Joan Swift
Joan Swift is the author of
four books of poetry: This Element (Alan Swallow, 1965); Parts of
Speech (Confluence Press, 1978); The Dark Path of Our Names (Dragon
Gate, 1985); and The Tiger Iris (Boa Editions Ltd., 1999).
In addition, in 1997
Chicory Blue Press brought out her chapbook Intricate Moves: Poems About
Rape. She is the recipient of two Washington State Governor’s Awards: in
1986 for The Dark Path of Our Names and in 2000 for The Tiger Iris.

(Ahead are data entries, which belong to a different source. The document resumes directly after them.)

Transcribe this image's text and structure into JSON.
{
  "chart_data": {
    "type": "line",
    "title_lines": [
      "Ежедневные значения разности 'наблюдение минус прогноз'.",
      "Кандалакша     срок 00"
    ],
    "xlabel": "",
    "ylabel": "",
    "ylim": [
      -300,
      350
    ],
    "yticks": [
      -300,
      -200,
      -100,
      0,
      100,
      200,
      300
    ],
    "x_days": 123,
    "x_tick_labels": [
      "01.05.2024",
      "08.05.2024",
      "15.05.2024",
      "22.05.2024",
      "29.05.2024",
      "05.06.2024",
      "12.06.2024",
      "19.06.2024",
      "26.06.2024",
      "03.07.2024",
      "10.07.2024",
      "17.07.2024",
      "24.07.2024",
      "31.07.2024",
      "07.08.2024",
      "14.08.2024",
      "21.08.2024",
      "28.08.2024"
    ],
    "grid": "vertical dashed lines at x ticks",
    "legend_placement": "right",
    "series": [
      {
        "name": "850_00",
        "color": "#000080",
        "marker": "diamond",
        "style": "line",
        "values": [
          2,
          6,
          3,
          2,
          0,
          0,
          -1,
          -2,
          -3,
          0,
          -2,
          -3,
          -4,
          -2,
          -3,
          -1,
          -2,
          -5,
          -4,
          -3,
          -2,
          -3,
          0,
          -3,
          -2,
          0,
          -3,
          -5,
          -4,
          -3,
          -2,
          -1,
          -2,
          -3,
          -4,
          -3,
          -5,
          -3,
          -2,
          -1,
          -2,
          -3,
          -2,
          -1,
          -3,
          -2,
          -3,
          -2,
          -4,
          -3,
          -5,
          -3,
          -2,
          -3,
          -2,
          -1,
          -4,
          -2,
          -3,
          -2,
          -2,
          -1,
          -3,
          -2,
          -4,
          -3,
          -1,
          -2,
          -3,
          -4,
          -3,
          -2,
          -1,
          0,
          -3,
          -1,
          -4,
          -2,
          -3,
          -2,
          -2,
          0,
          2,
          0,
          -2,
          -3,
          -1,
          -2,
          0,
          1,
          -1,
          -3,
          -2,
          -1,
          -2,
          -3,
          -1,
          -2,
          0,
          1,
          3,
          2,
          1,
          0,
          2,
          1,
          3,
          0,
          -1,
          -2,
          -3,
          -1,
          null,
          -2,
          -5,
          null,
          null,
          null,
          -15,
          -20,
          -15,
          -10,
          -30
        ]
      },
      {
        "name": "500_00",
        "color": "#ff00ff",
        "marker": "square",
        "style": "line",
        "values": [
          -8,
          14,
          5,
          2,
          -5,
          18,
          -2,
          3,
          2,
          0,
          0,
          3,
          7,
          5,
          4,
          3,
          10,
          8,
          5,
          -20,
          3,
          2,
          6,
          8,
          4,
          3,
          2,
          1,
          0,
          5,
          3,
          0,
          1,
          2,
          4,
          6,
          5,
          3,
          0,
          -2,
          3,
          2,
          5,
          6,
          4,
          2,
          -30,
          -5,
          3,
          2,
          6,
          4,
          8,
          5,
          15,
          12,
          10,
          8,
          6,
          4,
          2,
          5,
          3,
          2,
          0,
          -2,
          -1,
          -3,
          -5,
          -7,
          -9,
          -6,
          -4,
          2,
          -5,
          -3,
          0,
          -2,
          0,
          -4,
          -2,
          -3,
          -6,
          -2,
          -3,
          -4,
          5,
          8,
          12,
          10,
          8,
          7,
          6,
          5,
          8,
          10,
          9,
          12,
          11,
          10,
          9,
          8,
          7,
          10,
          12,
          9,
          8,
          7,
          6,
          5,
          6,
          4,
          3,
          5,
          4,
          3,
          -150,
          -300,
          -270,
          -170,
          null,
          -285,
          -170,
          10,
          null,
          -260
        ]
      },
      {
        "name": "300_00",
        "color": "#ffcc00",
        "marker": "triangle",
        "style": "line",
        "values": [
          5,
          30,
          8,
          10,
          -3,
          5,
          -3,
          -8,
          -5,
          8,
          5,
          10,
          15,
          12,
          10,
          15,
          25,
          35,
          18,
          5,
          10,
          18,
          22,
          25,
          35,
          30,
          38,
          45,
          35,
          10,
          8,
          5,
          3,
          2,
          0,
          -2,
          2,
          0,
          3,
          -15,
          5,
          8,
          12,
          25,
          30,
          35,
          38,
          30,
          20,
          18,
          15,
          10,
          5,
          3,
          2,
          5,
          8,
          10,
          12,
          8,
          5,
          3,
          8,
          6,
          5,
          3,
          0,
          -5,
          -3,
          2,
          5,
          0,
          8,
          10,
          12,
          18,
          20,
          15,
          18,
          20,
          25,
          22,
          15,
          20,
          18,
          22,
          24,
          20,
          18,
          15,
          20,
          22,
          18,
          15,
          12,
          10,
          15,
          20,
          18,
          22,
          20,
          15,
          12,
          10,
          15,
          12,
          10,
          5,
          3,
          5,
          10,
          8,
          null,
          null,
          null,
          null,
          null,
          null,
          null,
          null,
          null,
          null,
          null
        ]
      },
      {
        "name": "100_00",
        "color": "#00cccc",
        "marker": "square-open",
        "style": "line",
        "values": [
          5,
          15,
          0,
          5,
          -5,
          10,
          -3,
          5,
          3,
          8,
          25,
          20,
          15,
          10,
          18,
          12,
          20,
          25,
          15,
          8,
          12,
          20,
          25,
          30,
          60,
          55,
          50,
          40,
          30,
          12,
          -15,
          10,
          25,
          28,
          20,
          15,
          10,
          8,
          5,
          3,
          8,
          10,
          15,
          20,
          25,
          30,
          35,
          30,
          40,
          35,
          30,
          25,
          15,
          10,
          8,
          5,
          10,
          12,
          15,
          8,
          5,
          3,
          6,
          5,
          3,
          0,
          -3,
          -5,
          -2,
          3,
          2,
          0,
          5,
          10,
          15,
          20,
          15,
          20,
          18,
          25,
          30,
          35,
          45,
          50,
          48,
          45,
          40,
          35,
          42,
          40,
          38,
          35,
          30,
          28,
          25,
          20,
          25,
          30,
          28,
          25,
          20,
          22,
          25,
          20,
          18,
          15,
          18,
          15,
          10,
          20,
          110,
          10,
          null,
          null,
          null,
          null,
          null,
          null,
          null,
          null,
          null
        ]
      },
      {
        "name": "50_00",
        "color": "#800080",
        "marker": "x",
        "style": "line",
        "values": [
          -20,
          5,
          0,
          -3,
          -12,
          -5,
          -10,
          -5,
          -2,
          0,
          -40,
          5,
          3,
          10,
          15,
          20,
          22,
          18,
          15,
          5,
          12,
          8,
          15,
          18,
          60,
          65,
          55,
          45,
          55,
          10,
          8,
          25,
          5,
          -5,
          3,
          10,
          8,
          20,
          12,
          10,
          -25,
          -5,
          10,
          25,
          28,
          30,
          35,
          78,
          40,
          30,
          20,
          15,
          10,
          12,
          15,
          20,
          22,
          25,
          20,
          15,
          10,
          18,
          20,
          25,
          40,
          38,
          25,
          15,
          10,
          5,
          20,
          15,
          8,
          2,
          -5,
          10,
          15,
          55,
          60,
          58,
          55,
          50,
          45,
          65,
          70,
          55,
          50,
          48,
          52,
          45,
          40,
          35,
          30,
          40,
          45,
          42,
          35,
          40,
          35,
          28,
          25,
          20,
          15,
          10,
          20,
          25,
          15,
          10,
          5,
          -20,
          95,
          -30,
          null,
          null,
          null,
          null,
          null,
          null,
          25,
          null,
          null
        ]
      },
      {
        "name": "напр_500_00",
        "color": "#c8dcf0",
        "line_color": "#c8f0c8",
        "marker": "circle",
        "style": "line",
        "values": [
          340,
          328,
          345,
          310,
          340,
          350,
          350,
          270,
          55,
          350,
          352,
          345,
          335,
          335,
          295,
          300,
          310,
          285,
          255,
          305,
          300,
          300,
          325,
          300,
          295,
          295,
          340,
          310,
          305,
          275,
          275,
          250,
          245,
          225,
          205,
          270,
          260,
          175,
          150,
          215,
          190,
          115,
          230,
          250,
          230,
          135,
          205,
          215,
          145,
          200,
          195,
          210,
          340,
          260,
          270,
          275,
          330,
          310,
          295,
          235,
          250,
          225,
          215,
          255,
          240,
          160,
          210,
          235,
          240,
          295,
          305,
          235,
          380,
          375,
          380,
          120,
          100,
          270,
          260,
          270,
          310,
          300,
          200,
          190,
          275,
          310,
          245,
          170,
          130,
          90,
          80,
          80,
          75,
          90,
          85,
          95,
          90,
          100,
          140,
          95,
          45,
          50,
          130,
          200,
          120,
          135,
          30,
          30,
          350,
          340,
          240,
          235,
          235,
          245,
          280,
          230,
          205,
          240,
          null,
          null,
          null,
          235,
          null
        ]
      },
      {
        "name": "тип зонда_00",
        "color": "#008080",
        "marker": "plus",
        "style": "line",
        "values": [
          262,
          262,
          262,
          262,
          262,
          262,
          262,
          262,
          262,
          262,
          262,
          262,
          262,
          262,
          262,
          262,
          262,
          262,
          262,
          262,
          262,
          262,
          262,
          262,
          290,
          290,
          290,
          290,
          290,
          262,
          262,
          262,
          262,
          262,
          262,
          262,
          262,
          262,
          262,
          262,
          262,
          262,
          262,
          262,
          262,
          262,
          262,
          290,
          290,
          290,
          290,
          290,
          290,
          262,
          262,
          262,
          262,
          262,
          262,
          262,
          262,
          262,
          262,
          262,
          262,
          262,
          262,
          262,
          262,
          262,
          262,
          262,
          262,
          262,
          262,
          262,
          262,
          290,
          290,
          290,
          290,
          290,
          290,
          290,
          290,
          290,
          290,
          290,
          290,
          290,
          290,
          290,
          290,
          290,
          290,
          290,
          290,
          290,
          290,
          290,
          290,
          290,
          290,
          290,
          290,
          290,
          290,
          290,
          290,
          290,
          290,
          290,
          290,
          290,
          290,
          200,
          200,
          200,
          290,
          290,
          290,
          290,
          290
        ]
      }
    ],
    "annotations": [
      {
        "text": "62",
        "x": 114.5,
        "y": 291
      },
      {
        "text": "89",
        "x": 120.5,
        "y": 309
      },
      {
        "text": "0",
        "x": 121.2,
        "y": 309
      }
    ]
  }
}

She has been awarded three
National Endowment for the Arts Creative Writing fellowships, as well as a
Washington State Artists grant, an award from the Ingram Merrill Foundation,
and a Pushcart Prize. Her poems also have received the Lucille Medwick Memorial
Award from the Poetry Society of America and the Josephine Miles Memorial Award
from Blue Unicorn. Her work has appeared in more than fifty periodicals
and anthologies.
She holds an M.A. in
English–Creative Writing from University of Washington where she studied in
Theodore Roethke’s last class. She lives with her husband and no cats (he’s
allergic to them) in Edmonds, Washington. They have two grown daughters and two
grandchildren.
Rainy May in the Valley
This is the warp of the loom as it escapes
through the farmhouse window, leaves
the factory behind, slides out the door
of the homely craftswoman who wants to
sell her art at the fair. The threads have
turned silver from traveling so long in the sky
but the shuttle hangs onto its reason
throws a blanket over Whitehorse
woven of heavy meanderings, scraps
caught from the river, strands of the ocean
spun to such thick visibility
the mountain vanishes altogether.
Outside the window, the native species
rise into fabric they love,
cedars and Douglas firs, Pacific dogwood
unfolding white umbrellas inside out.
Each one cups the small drink
it will need later on, after the rain
that wraps all of us now has been sewn
into the web of a spider, glisten of moisture
connecting one branch to another
published in The Yale Review, April 2004;
reprinted on Poetry Daily, May 2004
Geese Flying Over
The geese were flying south over our heads,
calling compass points and wind sheer.
Rain fell hard on all of us, the clouds above
sharing their own way of staying in touch.
I
was running from the parked car
to your house. So were you.
The geese flew in the wild formation they invented:
many wings, like origami, folding to one known place.
I
remember dogs were barking at the geese.
All across the driveway leaves of your ornamental pear
lay in drifts of red, blood red, and wine.
You had recently lost your husband to a heart attack.
Then suddenly the geese were gone.
The sky dropped low above us.
Time for lamplight on your husband’s
collection of wooden lures for fishing
through ice. They swam across the table,
the shine of their paint that spoke to other fish.
We sipped Ethiopian coffee.
I
imagined the geese falling asleep among tules
and that weathered artifact outside your door
he bought you at a county fair, black
paint chipped and claws still hanging on,
saying to the mist, “Two old crows live here.”